Hiking from Mount Rainier’s Popular Sunrise to White River Campground
High above Emmons Glacier, Sunrise offers some of the best views available from a roadway in the park. Quite appropriately, it is a tourist hot spot and is usually crawling with visitors. After a week on the trail, you might find it nice to shoot the breeze with foreign vacationers for a change, but if the crowds make you anxious for backcountry solitude, you will likely enjoy the sudden silence of slipping away from the visitor’s center on the least-trafficked trail in the area. The 3 mile path that descends to White River campground promptly leaves the views behind, and serves primarily as an expressway for southbound Wonderland Trail hikers. I have hiked this section on a summer’s afternoon and not seen anyone else on the trail.
Follow the signs for the Sunrise Rim trail to White River Campground from the south side of the Sunrise parking lot. Beginning on a service road, you will soon reach a junction where the trail to White River begins a steep descent of the ridge. Across the valley lies the jagged ridge-line of Goat Island Mountain.
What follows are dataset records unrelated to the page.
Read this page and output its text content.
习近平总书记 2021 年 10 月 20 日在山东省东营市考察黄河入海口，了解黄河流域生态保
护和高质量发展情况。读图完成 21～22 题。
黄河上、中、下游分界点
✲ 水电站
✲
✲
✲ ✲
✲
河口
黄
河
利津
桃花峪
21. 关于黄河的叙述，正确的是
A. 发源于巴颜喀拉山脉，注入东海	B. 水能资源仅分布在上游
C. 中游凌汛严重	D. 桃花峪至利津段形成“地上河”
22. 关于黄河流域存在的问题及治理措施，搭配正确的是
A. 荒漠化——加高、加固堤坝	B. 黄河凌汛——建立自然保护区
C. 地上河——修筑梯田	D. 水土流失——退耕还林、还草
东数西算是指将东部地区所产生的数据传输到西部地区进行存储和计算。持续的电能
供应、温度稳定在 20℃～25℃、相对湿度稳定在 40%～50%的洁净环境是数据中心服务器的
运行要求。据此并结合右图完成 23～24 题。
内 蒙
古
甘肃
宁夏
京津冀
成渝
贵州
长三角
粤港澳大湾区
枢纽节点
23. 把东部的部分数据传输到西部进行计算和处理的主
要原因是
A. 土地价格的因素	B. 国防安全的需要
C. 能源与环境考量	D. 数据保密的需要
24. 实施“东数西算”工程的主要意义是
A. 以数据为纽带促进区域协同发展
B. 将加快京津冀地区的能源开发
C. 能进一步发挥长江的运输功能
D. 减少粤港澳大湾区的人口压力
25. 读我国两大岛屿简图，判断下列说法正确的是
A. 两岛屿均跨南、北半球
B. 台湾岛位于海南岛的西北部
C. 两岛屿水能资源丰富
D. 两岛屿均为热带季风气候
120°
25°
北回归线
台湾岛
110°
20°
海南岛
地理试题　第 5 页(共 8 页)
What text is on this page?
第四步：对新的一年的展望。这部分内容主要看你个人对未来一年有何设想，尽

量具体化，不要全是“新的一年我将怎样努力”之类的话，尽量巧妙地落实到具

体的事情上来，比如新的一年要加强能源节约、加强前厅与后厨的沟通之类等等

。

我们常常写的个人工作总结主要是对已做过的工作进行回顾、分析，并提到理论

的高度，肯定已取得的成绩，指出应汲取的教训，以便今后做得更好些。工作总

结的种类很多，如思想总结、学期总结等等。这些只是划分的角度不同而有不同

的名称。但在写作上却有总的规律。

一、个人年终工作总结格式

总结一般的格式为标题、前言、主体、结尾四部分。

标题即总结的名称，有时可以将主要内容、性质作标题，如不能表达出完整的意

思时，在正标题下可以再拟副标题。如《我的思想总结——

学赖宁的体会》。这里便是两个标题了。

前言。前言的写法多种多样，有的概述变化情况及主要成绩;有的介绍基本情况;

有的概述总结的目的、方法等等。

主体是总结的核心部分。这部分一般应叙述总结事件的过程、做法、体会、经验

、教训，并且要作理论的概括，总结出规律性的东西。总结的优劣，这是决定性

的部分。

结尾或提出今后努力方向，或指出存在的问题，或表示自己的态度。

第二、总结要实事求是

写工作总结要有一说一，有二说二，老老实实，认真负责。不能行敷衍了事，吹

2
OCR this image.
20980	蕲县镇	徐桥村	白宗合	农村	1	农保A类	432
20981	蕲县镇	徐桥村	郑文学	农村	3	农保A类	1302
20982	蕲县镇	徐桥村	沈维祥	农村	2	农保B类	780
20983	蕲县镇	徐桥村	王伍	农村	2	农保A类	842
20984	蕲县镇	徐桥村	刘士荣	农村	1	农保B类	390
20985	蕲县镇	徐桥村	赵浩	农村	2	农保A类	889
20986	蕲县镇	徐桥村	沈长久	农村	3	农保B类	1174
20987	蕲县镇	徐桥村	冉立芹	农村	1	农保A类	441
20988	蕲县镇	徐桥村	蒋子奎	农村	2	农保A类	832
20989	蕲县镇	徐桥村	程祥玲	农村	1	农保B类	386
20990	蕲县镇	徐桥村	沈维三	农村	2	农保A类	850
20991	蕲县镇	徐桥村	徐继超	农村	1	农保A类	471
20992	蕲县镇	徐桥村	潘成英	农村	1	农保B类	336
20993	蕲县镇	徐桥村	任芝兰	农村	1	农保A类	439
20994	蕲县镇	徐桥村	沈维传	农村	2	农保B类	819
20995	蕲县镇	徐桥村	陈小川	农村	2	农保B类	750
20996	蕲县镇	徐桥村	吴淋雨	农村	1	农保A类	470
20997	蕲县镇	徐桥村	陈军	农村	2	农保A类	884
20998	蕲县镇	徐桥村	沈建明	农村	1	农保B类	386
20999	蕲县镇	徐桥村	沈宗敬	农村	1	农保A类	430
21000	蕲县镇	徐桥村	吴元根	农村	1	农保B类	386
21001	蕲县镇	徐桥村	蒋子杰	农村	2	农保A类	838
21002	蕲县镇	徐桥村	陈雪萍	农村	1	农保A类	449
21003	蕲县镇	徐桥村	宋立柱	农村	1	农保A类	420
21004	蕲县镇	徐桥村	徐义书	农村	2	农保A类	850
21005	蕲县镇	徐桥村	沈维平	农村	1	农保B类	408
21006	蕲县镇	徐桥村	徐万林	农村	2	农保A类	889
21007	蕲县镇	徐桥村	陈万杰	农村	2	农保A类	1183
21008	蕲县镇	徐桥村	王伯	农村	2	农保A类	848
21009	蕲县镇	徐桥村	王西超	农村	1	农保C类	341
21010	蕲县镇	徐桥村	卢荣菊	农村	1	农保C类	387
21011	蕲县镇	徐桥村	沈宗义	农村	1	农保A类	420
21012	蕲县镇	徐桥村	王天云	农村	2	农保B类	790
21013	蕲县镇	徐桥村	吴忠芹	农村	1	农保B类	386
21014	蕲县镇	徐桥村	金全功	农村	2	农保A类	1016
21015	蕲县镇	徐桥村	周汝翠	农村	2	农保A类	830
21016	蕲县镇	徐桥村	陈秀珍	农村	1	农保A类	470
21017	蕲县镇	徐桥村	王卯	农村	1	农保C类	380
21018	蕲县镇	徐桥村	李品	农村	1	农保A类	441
From here, the scenery slips past quickly as you descend nearly 2,200 feet in just a few miles. The forest density increases as you leave the alpine meadows behind. Two streams are crossed on the way down, and the woods become dark and shady as you approach the valley bottom. The smell of campfires waft up through the trees, and the trail arrives at the back corner of White River Campground. This is a great place to stay, and while it is a car campground with fees for sites, Wonderland Hikers get to stay here for free in the limited tent sites. There are bathrooms with potable water, a place to do your dishes, and garbage cans. If you’re charismatic enough, you might even be able to bribe some campers for a hotdog and a beer.
White River Campground to Fryingpan Creek
The Wonderland Trail leads from White River Camp towards the flood plain and crosses the river on a sturdy log bridge. Continuing southward, the mountain begins to vanish behind a forested ridge that ends abruptly where the White River has carved a path through it. Continuing into the forest, the trail rolls along the valley bottom for the next two miles before running a stone’s-throw from the road for the rest of the way to Fryingpan Creek. This is a popular trailhead for overnight trips to Summerland. From here, the path turns sharply away from civilization and heads straight for the mountain.
Fryingpan Creek Trailhead to Summerland
Gently climbing through the forest for the first couple of miles, the trail crosses several tranquil streams. To the south, glimpses of the cliffs below Tamanos Mountain can occasionally be seen through the trees. The trail begins a series of switchbacks, taking the hiker high above the rushing Fryingpan Creek. Rounding a bend in the trail, the east face of Rainier stands prominently steps into view above the tree tops. The forest thins to meadow opening up grander views of the mountain. If the season is right, this is a good place to collect blueberries.
When you cross Fryingpan Creek you are close to Summerland, however it’s nearly a thousand feet above and you have to ascend a flight of switchbacks to get there. Summerland is at the crest, an open meadow in the warm months overlooking an eye-popping view of Rainier and the surrounding landscape. There is no question of why this is such a popular destination. Great Island mountain, whose base you have been skirting all day, rises from the moraine to the north like a sea of green carpet. Beyond, the cliffs of Mount Ruth and Steamboat Prow jut from the far edge of Emmons glacier. Here, two popular base camps for climbers can be found. Camp Schurman is located in the notch above Steamboat Prow, and Camp Curtis is just above Mount Ruth. If you sleep under the stars at Summerland, you will likely see the lights of climbing parties ascending towards the summit in the early hours before dawn.
When the sun rises on a clear morning at Summerland, it is like a switch is flipped and the mountain suddenly turns on. The glacier-capped peak catches the sun’s first light which quickly falls to the slopes below, and long before you feel the sun’s warmth on your face, the glow from Mount Rainier grows to such intensity that you’ll be reaching for your sunglasses. Campers come stumbling out of their tents and go straight for their cameras.
Photography tip: bring a graduated neutral density filter to help compensate for the brightness of the mountain. Otherwise try shooting high dynamic range — the difference in exposure values can be enormous between the foreground and the mountain in the early dawn.